Creating external data flows
External Data Flow (EDF) is a rule for defining the flow of data on the graphical canvas and executing that flow on an external system. With EDF, you can run predictive analytics models in a Hadoop environment and utilize its infrastructure to process large numbers of records to limit the data transfer between Hadoop and the Pega Platform.
- External Data Flow rules - Completing the Create, Save As, or Specialization form
- Data flow tab on the External Data Flow form
Through an external data flow (EDF), you can sequence and combine data based on an HDFS data set and write the results to a destination. The sequence is established through a set of instructions and execution points from source to destination. Between the source and destination of an external data flow, you can apply predictive model execution, merge, convert, and filter instructions.
- Configuring YARN settings
Configure the YARN Resource Manager settings to enable running external data flows (EDFs) on a Hadoop record. When an external data flow is started from Pega Platform, it triggers a YARN application directly on the Hadoop record for data processing.

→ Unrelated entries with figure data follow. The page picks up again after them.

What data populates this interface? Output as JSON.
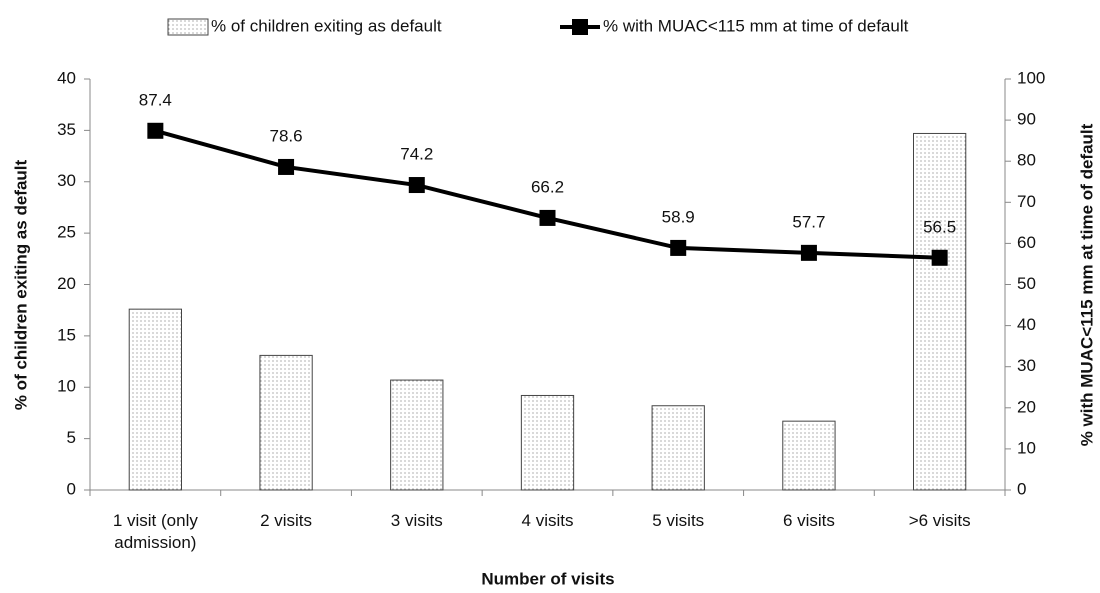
{
  "chart_data": {
    "type": "bar",
    "xlabel": "Number of visits",
    "ylabel": "% of children exiting as default",
    "y2label": "% with MUAC<115 mm at time of default",
    "categories": [
      "1 visit (only admission)",
      "2 visits",
      "3 visits",
      "4 visits",
      "5 visits",
      "6 visits",
      ">6 visits"
    ],
    "series": [
      {
        "name": "% of children exiting as default",
        "type": "bar",
        "pattern": "dots",
        "color": "#7a7a7a",
        "values": [
          17.6,
          13.1,
          10.7,
          9.2,
          8.2,
          6.7,
          34.7
        ]
      },
      {
        "name": "% with MUAC<115 mm at time of default",
        "type": "line",
        "axis": "y2",
        "color": "#000000",
        "values": [
          87.4,
          78.6,
          74.2,
          66.2,
          58.9,
          57.7,
          56.5
        ]
      }
    ],
    "ylim": [
      0,
      40
    ],
    "yticks": [
      0,
      5,
      10,
      15,
      20,
      25,
      30,
      35,
      40
    ],
    "y2lim": [
      0,
      100
    ],
    "y2ticks": [
      0,
      10,
      20,
      30,
      40,
      50,
      60,
      70,
      80,
      90,
      100
    ],
    "grid": false,
    "legend": "top"
  }
}
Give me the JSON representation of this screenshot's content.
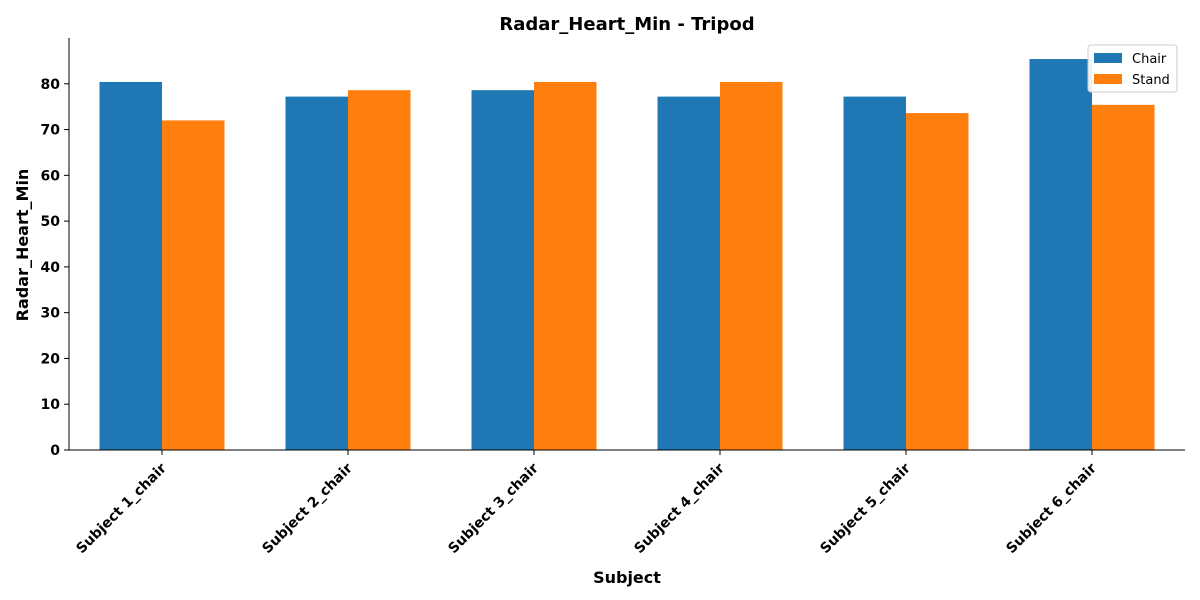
{
  "chart_data": {
    "type": "bar",
    "title": "Radar_Heart_Min - Tripod",
    "xlabel": "Subject",
    "ylabel": "Radar_Heart_Min",
    "categories": [
      "Subject 1_chair",
      "Subject 2_chair",
      "Subject 3_chair",
      "Subject 4_chair",
      "Subject 5_chair",
      "Subject 6_chair"
    ],
    "series": [
      {
        "name": "Chair",
        "color": "#1f77b4",
        "values": [
          80.4,
          77.2,
          78.6,
          77.2,
          77.2,
          85.4
        ]
      },
      {
        "name": "Stand",
        "color": "#ff7f0e",
        "values": [
          72.0,
          78.6,
          80.4,
          80.4,
          73.6,
          75.4
        ]
      }
    ],
    "ylim": [
      0,
      90
    ],
    "yticks": [
      0,
      10,
      20,
      30,
      40,
      50,
      60,
      70,
      80
    ],
    "legend_position": "top-right",
    "grid": false
  }
}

- Configuring run-time settings
You can apply additional JAR file resources to the Hadoop record as part of running an external data flow. When you reference a JAR resource file in the Runtime configuration section, the JAR file is sent to the working directory of the Hadoop record as part of the class path each time you run an external data flow. After an external data flow finishes, the referenced resources are removed from the Hadoop.